A wave of powerful thunderstorms swept through Madison County and surrounding areas Friday afternoon, providing some much-needed rain but also keeping local police and fire departments busy with automobile accidents and other weather-related incidents.

Rainfall descended on the area about 3 p.m., but it was the storms’ powerful wind gusts that did the most damage.

Firefighters responded to a house fire in the 2700 block of Redbud Lane after wind knocked a tree limb onto a power line, sparking a fire over the roof of the garage.
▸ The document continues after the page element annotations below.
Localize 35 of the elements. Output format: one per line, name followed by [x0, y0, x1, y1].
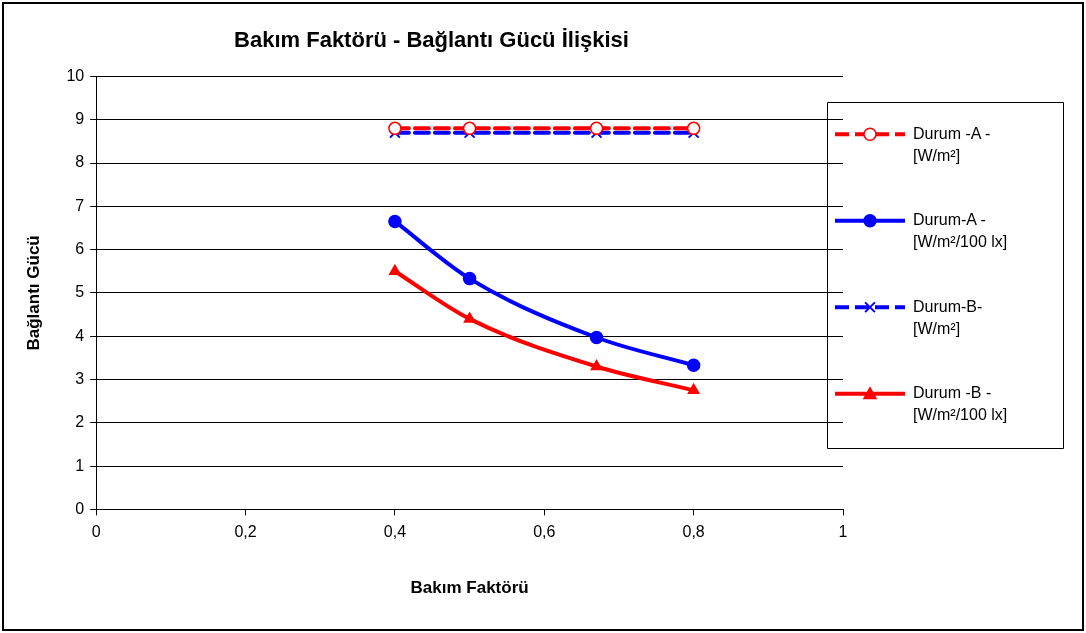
x-tick-label: 1	[838, 523, 848, 541]
point	[388, 264, 401, 275]
x-tick-label: 0,6	[533, 523, 556, 541]
y-axis-title: Bağlantı Gücü	[23, 235, 43, 351]
y-tick-label: 3	[75, 369, 85, 387]
point	[589, 330, 604, 345]
chart-title: Bakım Faktörü - Bağlantı Gücü İlişkisi	[234, 27, 629, 53]
legend-label: Durum -A - [W/m²]	[913, 124, 991, 164]
point	[462, 121, 477, 136]
y-tick-label: 2	[75, 413, 85, 431]
y-tick-label: 1	[75, 456, 85, 474]
point	[686, 358, 701, 372]
legend-label: Durum-B- [W/m²]	[913, 297, 983, 337]
y-tick-label: 5	[75, 283, 85, 301]
point	[462, 271, 477, 286]
x-tick-label: 0,2	[234, 523, 257, 541]
y-tick-label: 4	[75, 326, 85, 344]
x-tick-label: 0	[91, 523, 101, 541]
x-tick-label: 0,8	[682, 523, 705, 541]
point	[388, 214, 402, 229]
point	[686, 121, 701, 136]
legend-label: Durum-A - [W/m²/100 lx]	[913, 211, 1008, 251]
legend-label: Durum -B - [W/m²/100 lx]	[913, 384, 1008, 424]
y-tick-label: 0	[75, 499, 85, 517]
x-axis-title: Bakım Faktörü	[410, 578, 529, 598]
y-tick-label: 10	[66, 66, 85, 84]
y-tick-label: 9	[75, 110, 85, 128]
point	[687, 383, 700, 395]
y-tick-label: 6	[75, 240, 85, 258]
x-tick-label: 0,4	[383, 523, 407, 541]
y-tick-label: 7	[75, 196, 85, 214]
point	[589, 121, 604, 136]
point	[388, 121, 402, 136]
point	[590, 359, 603, 371]
y-tick-label: 8	[75, 153, 85, 171]
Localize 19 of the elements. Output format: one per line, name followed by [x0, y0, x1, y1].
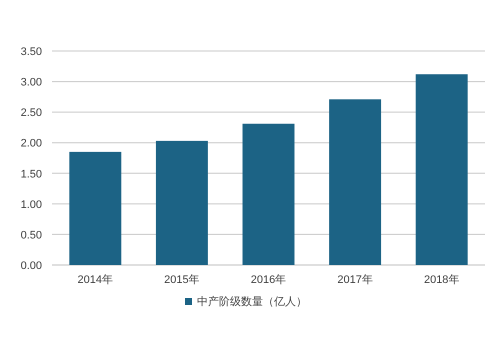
y-tick-label: 1.00 [20, 198, 42, 211]
y-tick-label: 0.50 [20, 229, 42, 242]
x-tick-label: 2017年 [337, 274, 373, 286]
x-tick-label: 2015年 [164, 274, 200, 286]
legend-label: 中产阶级数量（亿人） [197, 295, 307, 308]
y-tick-label: 3.50 [20, 46, 42, 58]
y-tick-label: 2.00 [20, 138, 42, 150]
bar [242, 124, 294, 265]
y-tick-label: 2.50 [20, 107, 42, 120]
x-tick-label: 2014年 [78, 274, 114, 286]
bar [416, 74, 468, 265]
bar [329, 99, 382, 265]
x-tick-label: 2016年 [250, 274, 286, 286]
bar [156, 140, 208, 265]
bar [69, 152, 122, 265]
x-tick-label: 2018年 [424, 274, 460, 286]
y-tick-label: 0.00 [20, 260, 42, 272]
y-tick-label: 1.50 [20, 168, 42, 180]
y-tick-label: 3.00 [20, 76, 42, 89]
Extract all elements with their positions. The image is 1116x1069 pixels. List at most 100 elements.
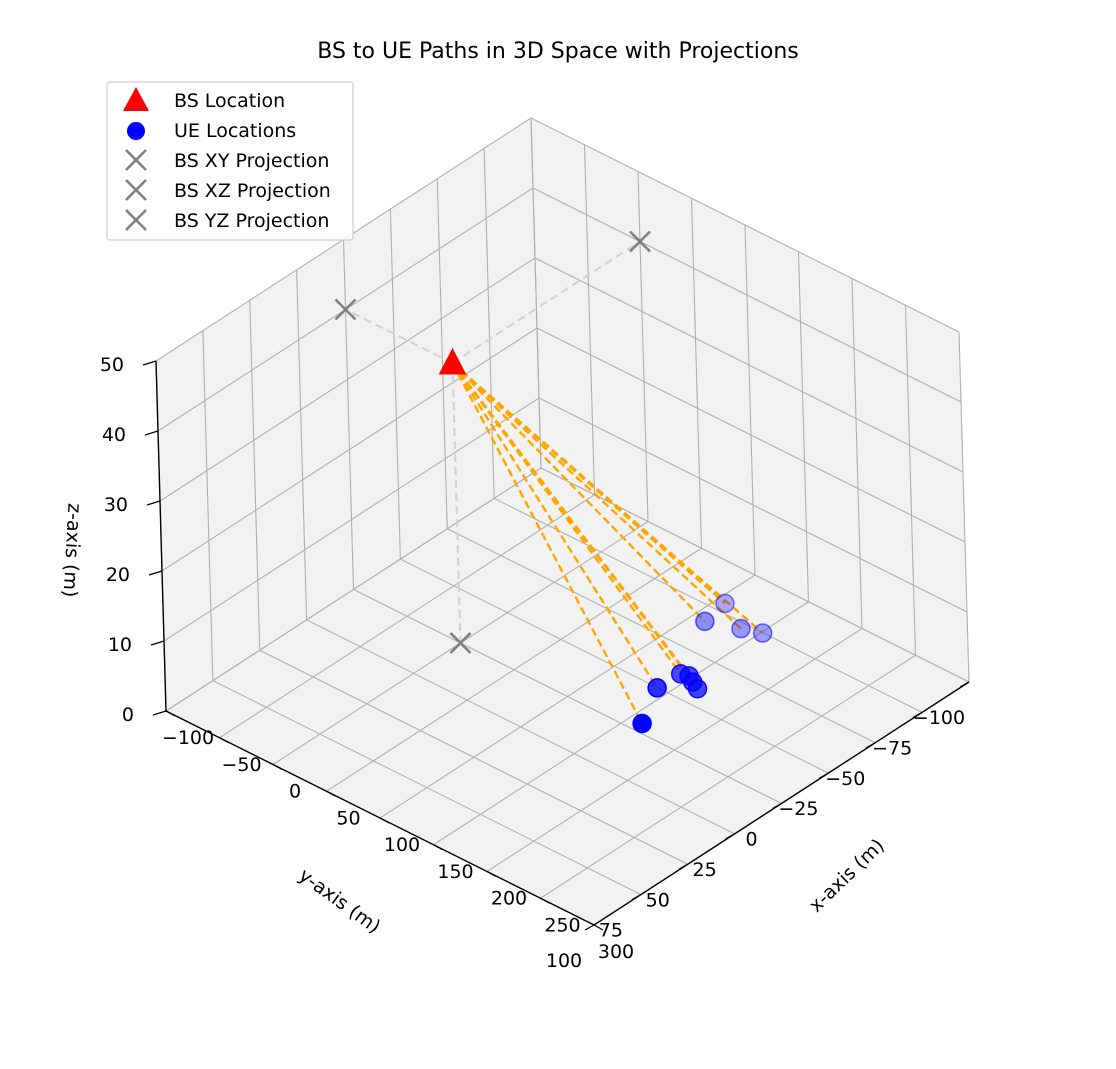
z-tick-label: 20: [106, 564, 130, 586]
bs-ue-path: [451, 362, 659, 689]
grid-line-x-wall: [904, 305, 917, 656]
legend-label: BS YZ Projection: [174, 210, 329, 232]
y-tick-mark: [819, 772, 829, 779]
grid-line-z-right-wall: [536, 327, 966, 543]
x-tick-mark: [486, 870, 497, 878]
y-tick-label: −25: [778, 798, 818, 820]
legend-label: UE Locations: [174, 120, 296, 142]
x-tick-mark: [165, 710, 176, 717]
x-tick-label: 200: [491, 888, 527, 910]
grid-line-x-wall: [744, 224, 756, 576]
projection-line-xy: [451, 362, 462, 644]
z-tick-label: 30: [104, 494, 128, 516]
bs-ue-paths: [451, 362, 764, 725]
grid-line-y-floor: [306, 619, 735, 835]
y-tick-mark: [912, 711, 923, 718]
grid-line-z-right-wall: [538, 397, 968, 613]
bs-marker-group: [438, 347, 467, 375]
legend-marker-projection: [125, 179, 147, 201]
grid-line-y-floor: [447, 528, 876, 744]
ue-marker: [632, 713, 652, 734]
z-axis-line: [155, 360, 167, 712]
grid-line-z-right-wall: [540, 467, 970, 683]
y-tick-mark: [631, 894, 642, 901]
grid-line-y-wall: [202, 330, 214, 681]
ue-markers: [632, 593, 773, 734]
y-tick-mark: [584, 924, 595, 931]
ue-marker: [731, 618, 751, 639]
grid-line-z-right-wall: [532, 187, 962, 403]
grid-line-x-wall: [797, 251, 810, 602]
legend-label: BS XY Projection: [174, 150, 329, 172]
z-tick-label: 50: [100, 354, 124, 376]
y-axis-label: y-axis (m): [295, 864, 385, 938]
grid-line-x-wall: [583, 144, 596, 495]
legend-marker-projection: [125, 209, 147, 231]
x-tick-label: −50: [221, 754, 261, 776]
grid-line-z-left-wall: [161, 327, 538, 572]
grid-line-y-floor: [212, 680, 642, 896]
grid-line-y-wall: [249, 300, 261, 651]
grid-line-z-left-wall: [165, 467, 542, 712]
y-tick-label: 50: [646, 889, 670, 911]
ue-marker: [687, 679, 708, 699]
bs-ue-path: [451, 362, 682, 675]
bs-ue-path: [451, 362, 706, 623]
x-tick-label: −100: [162, 727, 214, 749]
x-tick-mark: [272, 763, 283, 771]
x-tick-mark: [593, 924, 604, 931]
legend-marker-projection: [125, 149, 147, 171]
grid-line-z-right-wall: [534, 257, 964, 473]
z-tick-mark: [148, 570, 163, 576]
chart-title: BS to UE Paths in 3D Space with Projecti…: [317, 39, 798, 64]
bs-ue-path: [451, 362, 764, 634]
grid-line-y-floor: [400, 558, 829, 774]
x-tick-mark: [379, 817, 390, 824]
projection-line-yz: [345, 308, 453, 364]
bs-ue-path: [451, 362, 644, 725]
x-tick-label: 300: [598, 941, 634, 963]
z-tick-label: 10: [108, 634, 132, 656]
legend-marker-bs: [123, 87, 149, 111]
y-tick-mark: [865, 742, 876, 749]
bs-marker: [438, 347, 467, 375]
legend-label: BS Location: [174, 90, 285, 112]
ue-marker: [715, 593, 735, 614]
grid-line-y-wall: [530, 117, 542, 469]
x-tick-mark: [219, 737, 229, 744]
y-tick-mark: [678, 863, 689, 870]
legend-frame: [106, 81, 354, 241]
z-tick-mark: [150, 640, 165, 646]
grid-line-x-wall: [637, 171, 649, 522]
z-axis-label: z-axis (m): [59, 503, 86, 598]
grid-line-y-floor: [353, 589, 782, 804]
x-tick-label: 150: [437, 861, 473, 883]
grid-line-x-wall: [690, 198, 703, 549]
bs-xz-projection-marker: [629, 230, 651, 253]
y-tick-mark: [772, 802, 782, 810]
bs-yz-projection-marker: [334, 298, 357, 321]
y-tick-label: 0: [745, 829, 757, 851]
x-tick-label: 100: [384, 834, 420, 856]
z-tick-label: 0: [122, 704, 134, 726]
y-tick-label: 100: [546, 950, 582, 972]
bs-xy-projection-marker: [449, 632, 472, 654]
y-tick-label: 75: [599, 920, 623, 942]
x-tick-label: 0: [289, 781, 301, 803]
x-tick-mark: [540, 897, 550, 904]
z-tick-mark: [144, 430, 159, 436]
tick-labels: −100−50050100150200250300−100−75−50−2502…: [100, 354, 970, 972]
grid-line-z-left-wall: [159, 257, 536, 502]
projection-lines: [345, 240, 641, 644]
bs-ue-path: [451, 362, 742, 630]
x-tick-mark: [326, 790, 336, 797]
ue-marker: [695, 611, 715, 632]
grid-line-x-wall: [851, 278, 863, 629]
grid-line-x-wall: [958, 331, 970, 683]
y-tick-label: 25: [693, 859, 717, 881]
x-axis-label: x-axis (m): [805, 835, 889, 917]
z-tick-mark: [146, 500, 161, 506]
y-tick-label: −100: [913, 707, 965, 729]
grid-line-y-floor: [259, 649, 688, 865]
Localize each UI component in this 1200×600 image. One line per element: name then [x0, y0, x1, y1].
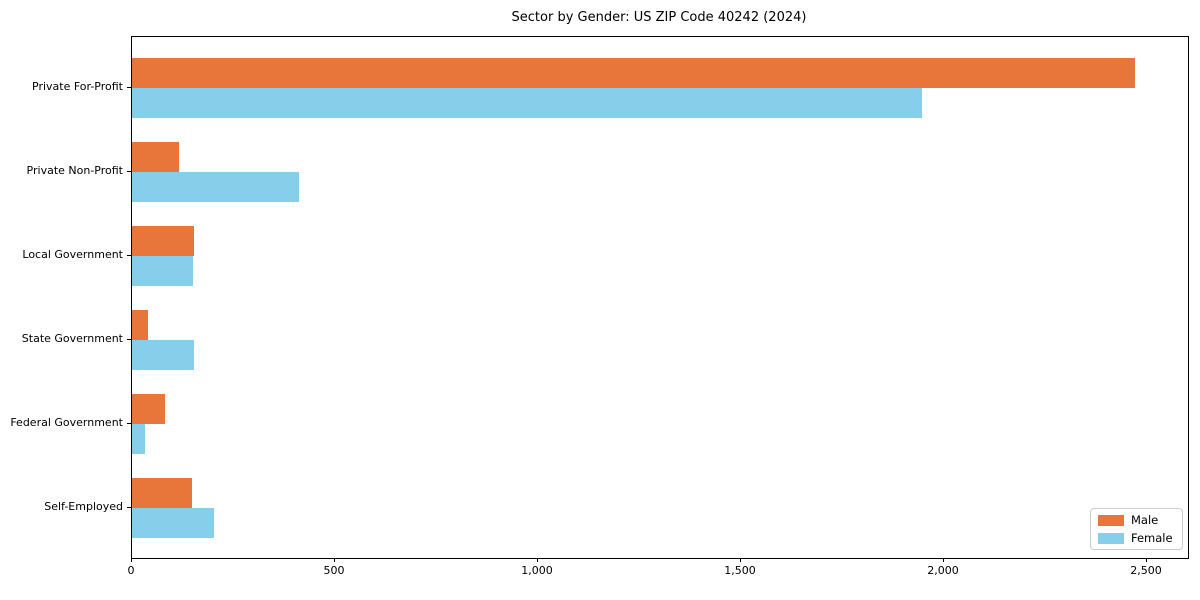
bar-male	[132, 142, 179, 172]
bar-female	[132, 424, 145, 454]
bar-female	[132, 256, 193, 286]
chart-title: Sector by Gender: US ZIP Code 40242 (202…	[511, 10, 807, 25]
legend-item-male: Male	[1098, 513, 1173, 527]
y-tick-label: Private Non-Profit	[26, 164, 123, 177]
x-tick-label: 500	[323, 564, 345, 577]
bar-male	[132, 394, 165, 424]
bar-male	[132, 58, 1135, 88]
plot-area	[131, 36, 1189, 559]
legend-swatch-male	[1098, 514, 1124, 526]
y-tick-mark	[127, 507, 131, 508]
x-tick-label: 1,000	[521, 564, 553, 577]
bar-female	[132, 88, 922, 118]
legend-label-female: Female	[1131, 531, 1173, 545]
x-tick-mark	[537, 558, 538, 562]
x-tick-label: 2,000	[927, 564, 959, 577]
y-tick-label: Self-Employed	[44, 500, 123, 513]
legend-swatch-female	[1098, 532, 1124, 544]
y-tick-label: Federal Government	[10, 416, 123, 429]
x-tick-label: 2,500	[1130, 564, 1162, 577]
bar-male	[132, 310, 148, 340]
bar-female	[132, 340, 194, 370]
bar-female	[132, 172, 299, 202]
bar-male	[132, 226, 194, 256]
y-tick-mark	[127, 423, 131, 424]
y-tick-label: Private For-Profit	[32, 80, 123, 93]
y-tick-mark	[127, 255, 131, 256]
x-tick-mark	[131, 558, 132, 562]
y-tick-label: State Government	[21, 332, 123, 345]
legend-label-male: Male	[1131, 513, 1159, 527]
bar-female	[132, 508, 214, 538]
y-tick-label: Local Government	[22, 248, 123, 261]
x-tick-label: 0	[127, 564, 135, 577]
x-tick-mark	[334, 558, 335, 562]
x-tick-mark	[943, 558, 944, 562]
x-tick-mark	[740, 558, 741, 562]
legend: Male Female	[1090, 508, 1183, 550]
y-tick-mark	[127, 171, 131, 172]
y-tick-mark	[127, 87, 131, 88]
legend-item-female: Female	[1098, 531, 1173, 545]
y-tick-mark	[127, 339, 131, 340]
x-tick-mark	[1146, 558, 1147, 562]
bar-male	[132, 478, 192, 508]
x-tick-label: 1,500	[724, 564, 756, 577]
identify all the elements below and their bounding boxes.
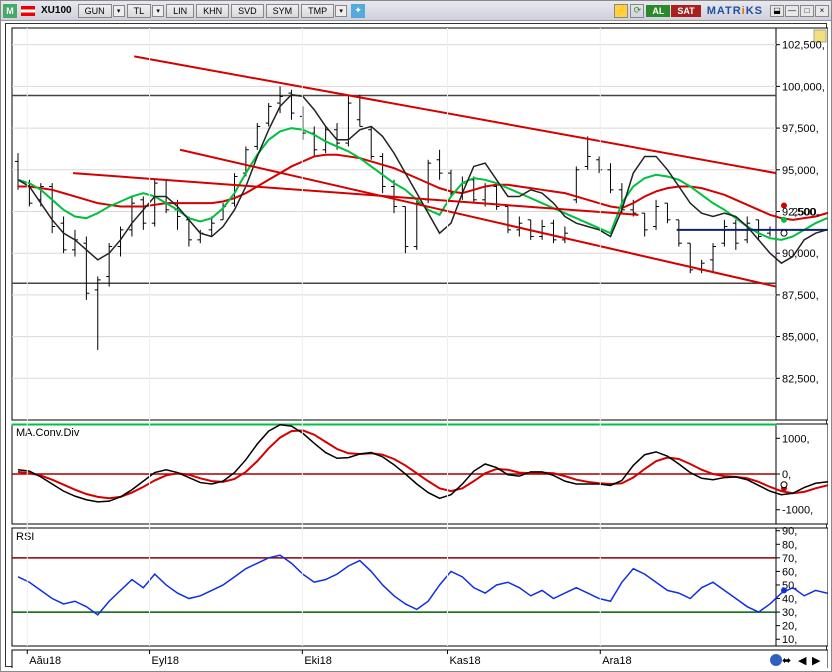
sat-button[interactable]: SAT <box>671 5 700 17</box>
flag-icon <box>21 6 35 16</box>
svg-text:◀: ◀ <box>798 655 807 667</box>
tab-khn[interactable]: KHN <box>196 4 229 18</box>
svg-text:97,500,: 97,500, <box>782 123 819 135</box>
pin-button[interactable]: ⬓ <box>770 5 784 17</box>
svg-text:90,000,: 90,000, <box>782 248 819 260</box>
titlebar: M XU100 GUN▾ TL▾ LIN KHN SVD SYM TMP▾ ✦ … <box>1 1 831 21</box>
svg-text:70,: 70, <box>782 553 797 565</box>
svg-text:87,500,: 87,500, <box>782 290 819 302</box>
svg-text:-1000,: -1000, <box>782 505 813 517</box>
svg-text:80,: 80, <box>782 539 797 551</box>
svg-text:95,000,: 95,000, <box>782 165 819 177</box>
tab-lin[interactable]: LIN <box>166 4 194 18</box>
dd-tmp[interactable]: ▾ <box>335 5 347 17</box>
svg-text:40,: 40, <box>782 594 797 606</box>
svg-text:100,000,: 100,000, <box>782 81 825 93</box>
svg-text:⬌: ⬌ <box>782 655 791 667</box>
svg-text:Eyl18: Eyl18 <box>152 655 180 667</box>
svg-text:102,500,: 102,500, <box>782 40 825 52</box>
refresh-icon[interactable]: ⟳ <box>630 4 644 18</box>
svg-text:Kas18: Kas18 <box>449 655 480 667</box>
brand-label: MATRiKS <box>707 5 763 17</box>
al-button[interactable]: AL <box>646 5 670 17</box>
svg-text:Ara18: Ara18 <box>602 655 631 667</box>
svg-text:Eki18: Eki18 <box>304 655 332 667</box>
twitter-icon[interactable]: ✦ <box>351 4 365 18</box>
svg-text:90,: 90, <box>782 526 797 538</box>
chart-area[interactable]: 82,500,85,000,87,500,90,000,92,500,95,00… <box>5 23 827 667</box>
svg-text:▶: ▶ <box>812 655 821 667</box>
bolt-icon[interactable]: ⚡ <box>614 4 628 18</box>
svg-text:85,000,: 85,000, <box>782 332 819 344</box>
tab-svd[interactable]: SVD <box>231 4 264 18</box>
app-icon: M <box>3 4 17 18</box>
svg-text:10,: 10, <box>782 634 797 646</box>
svg-text:82,500,: 82,500, <box>782 373 819 385</box>
dd-tl[interactable]: ▾ <box>152 5 164 17</box>
dd-gun[interactable]: ▾ <box>113 5 125 17</box>
min-button[interactable]: — <box>785 5 799 17</box>
symbol-label: XU100 <box>37 5 76 16</box>
tab-gun[interactable]: GUN <box>78 4 112 18</box>
svg-text:0,: 0, <box>782 469 791 481</box>
chart-window: M XU100 GUN▾ TL▾ LIN KHN SVD SYM TMP▾ ✦ … <box>0 0 832 672</box>
svg-text:20,: 20, <box>782 621 797 633</box>
tab-sym[interactable]: SYM <box>266 4 300 18</box>
svg-text:2500,: 2500, <box>792 206 820 218</box>
svg-text:RSI: RSI <box>16 531 34 543</box>
close-button[interactable]: × <box>815 5 829 17</box>
svg-text:30,: 30, <box>782 607 797 619</box>
tab-tl[interactable]: TL <box>127 4 152 18</box>
svg-text:60,: 60, <box>782 566 797 578</box>
max-button[interactable]: □ <box>800 5 814 17</box>
svg-text:Aău18: Aău18 <box>29 655 61 667</box>
svg-text:1000,: 1000, <box>782 433 810 445</box>
tab-tmp[interactable]: TMP <box>301 4 334 18</box>
svg-text:MA.Conv.Div: MA.Conv.Div <box>16 427 80 439</box>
According to battalion chief Eric Hutchison, the downed power line caused the entire residence to become “energized.” Firefighters were receiving electrical shocks, so they had to delay their efforts to extinguish the blaze until workers from Anderson Municipal Light & Power disconnected electricity to the house. After that, Hutchison said, all that was left was to extinguish some remaining hot spots.

Hutchison said no one was home at the time of the fire, and estimated damage to the structure at about $20,000.

On 53rd Street, wind blew a section of roofing off a building housing Southside Automotive Service.

According to owner Tim Lusher, the storm came with almost no warning.

“Within 60 seconds of the storm hitting, (the roof) was gone,” Lusher said.

The shop is located in a large, pole-barn-style building that has roofing at various elevations. Had the building been designed with only one elevation, Lusher believes he would have lost the entire roof.

Remarkably, no one was injured, and the metal roofing did not do serious damage to any of the cars in the parking lot. Lusher said after falling off the side of the building, the roofing blew several feet, without touching the ground, to the back of the property, and landed against a dumpster.

Brett Patterson, a technician at Southside, said he moved his truck after the storm started. Seconds later the roof landed where his truck had been. Had he not moved when he did, Patterson said his truck would have been destroyed and he would’ve been injured.

A section of roofing also blew off of one of the horse barns at Hoosier Park Casino. According to spokesman Grant Sharton, the damage to the property was minor, and no horses were harmed.

In Pendleton, firefighters rescued a man trapped under scaffolding at Pendleton High School. According to fire chief Danny Gardner, the man was conducting a marching band — not associated with the school — from atop the scaffolding when the storm hit. After being freed from the scaffolding, he was transported by ambulance to Methodist Hospital in Indianapolis. Gardner said the man was conscious and alert.

The gusts of wind also caused a number of blackouts in the area.

Late Friday evening, Madison County Emergency Management Agency spokesman Todd Harmeson said there were about 12,000 customers in Madison County without power. He said crews expected to have power restored to all customers some time after midnight.

Emergency crews responded to several reports of fallen trees and downed power lines as well. However, Harmeson said, none resulted in serious property damage.

A power outage in Pendleton also caused a traffic backup along Indiana 67.